The Timberwolves’ decision to fire Tom Thibodeau midseason after two consecutive wins came as a shock to many inside and outside the organization. Yes, indeed, the timing of his dismissal was surprising.
What took them so long?
Thibodeau’s ouster was inevitable after his bungled handling of the Jimmy Butler fiasco. Team executives already knew they had a “Thibs problem” going back to last season when the Wolves finally ended a lengthy playoff drought and yet everyone seemed miserable and Thibodeau’s popularity with fans couldn’t plummet any lower.
Or so we thought.
Then Thibodeau allowed Butler to make a mockery of him and the organization during training camp as he pretended his house wasn’t ablaze. Thibodeau looked out the window and said, Ah, what a lovely day it is.
Thibodeau was done at that point.
Owner Glen Taylor, who also owns the Star Tribune, had every justification to fire him right then and there, for allowing Butler to turn the entire organization upside down and create a circus.
Taylor had a lot of money tied up in Thibodeau (about $24 million left on his contract at the time) so he waited and hoped things would improve once they removed their wart, Butler.
Here’s the problem with that logic: The Thibs problem was never going to improve, barring a miraculous postseason run. And that wasn’t realistic with Thibodeau’s mishandling of the roster and playing time and a lack of progress being shown collectively.
The Wolves are merely treading water with this roster, not marching toward anything significant. Treading water with an unpopular coach who also has alienated the business side of the operation with his tunnel vision focus and gruff demeanor.
Thibodeau’s firing stemmed from both basketball and business factors, not necessarily one thing but an accumulation of issues. It’s not a coincidence that his firing comes a few weeks before season-ticket renewals are issued.

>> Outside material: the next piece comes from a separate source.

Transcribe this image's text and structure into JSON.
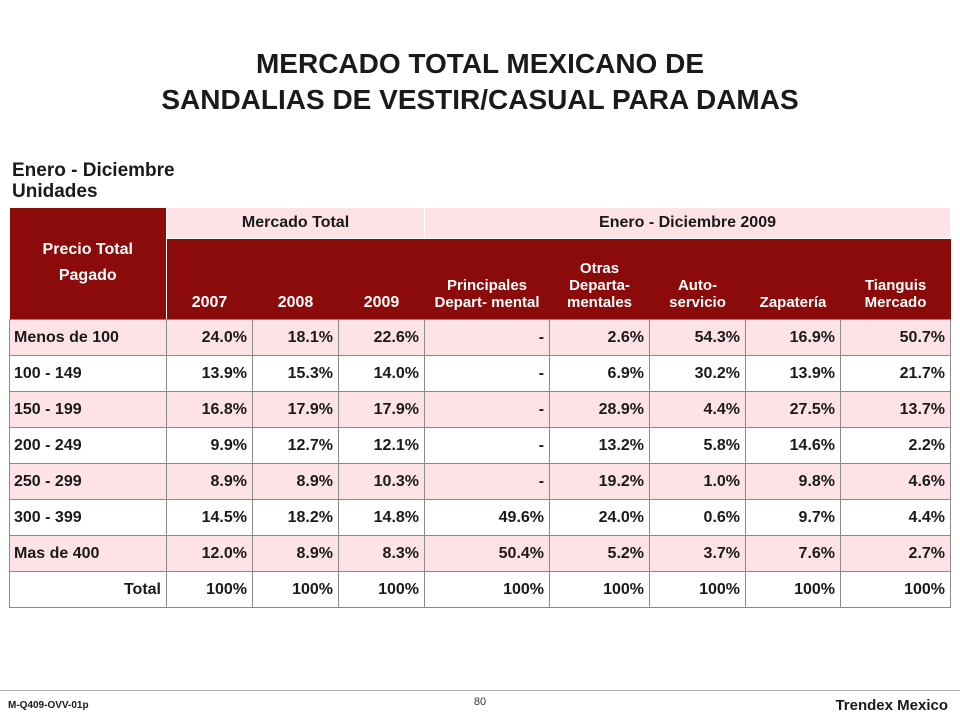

Thibodeau’s personality and decision-making caused irreparable damage in public relations. Attendance sank lower and lower, and fans continued to boo him during introductions. Thibodeau suffered from a crisis of confidence that wasn’t going to be reversed.
Taylor’s mistake was not hiring Thibodeau to be his coach. He erred in also giving him full authority as president of basketball operations.
Taylor likely could not have landed Thibodeau without granting him control of personnel, but the owner learned an expensive lesson:
One person should not be entrusted with both of those jobs. It’s an outdated model that poses too many challenges and competing interests.
Ultimately, Thibodeau failed at both jobs, but he did more damage as personnel czar because roster construction is paramount. And the Wolves desperately needed a more detached approach to the Butler ordeal — someone who didn’t view the situation through the same lens as a coach.
Thibodeau felt he needed Butler to win big. Coaches tend to operate with short-term blinders. They live in self-preservation mode. Thibodeau either misread or ignored Butler’s frustration level, which allowed the situation to snowball into a disaster.
A general manager or basketball president must take a longer view and formulate plans that protect the organization’s best interests. A coach should have input, but everybody needs a boss at some point.
Thibodeau’s ouster means the Wolves face yet another organizational reboot. Taylor must hire the right coach and the right general manager to establish organizational stability. Scott Layden will remain in his GM post for now, but he was so closely aligned with Thibodeau that a thorough housecleaning is necessary.
Taylor would love to give the head coaching job to Ryan Saunders if this audition goes well. That move would be embraced by fans who hold the Saunders family and memories of Flip in highest regard.
Thibodeau’s tenure will be remembered for being complicated. The negatives outweighed the positives. His style and personality were a bad fit and allowing him to hold dual jobs gave him too much authority.
The timing might have felt weird, but his firing was inevitable. Two wins did nothing to alter big-picture concerns.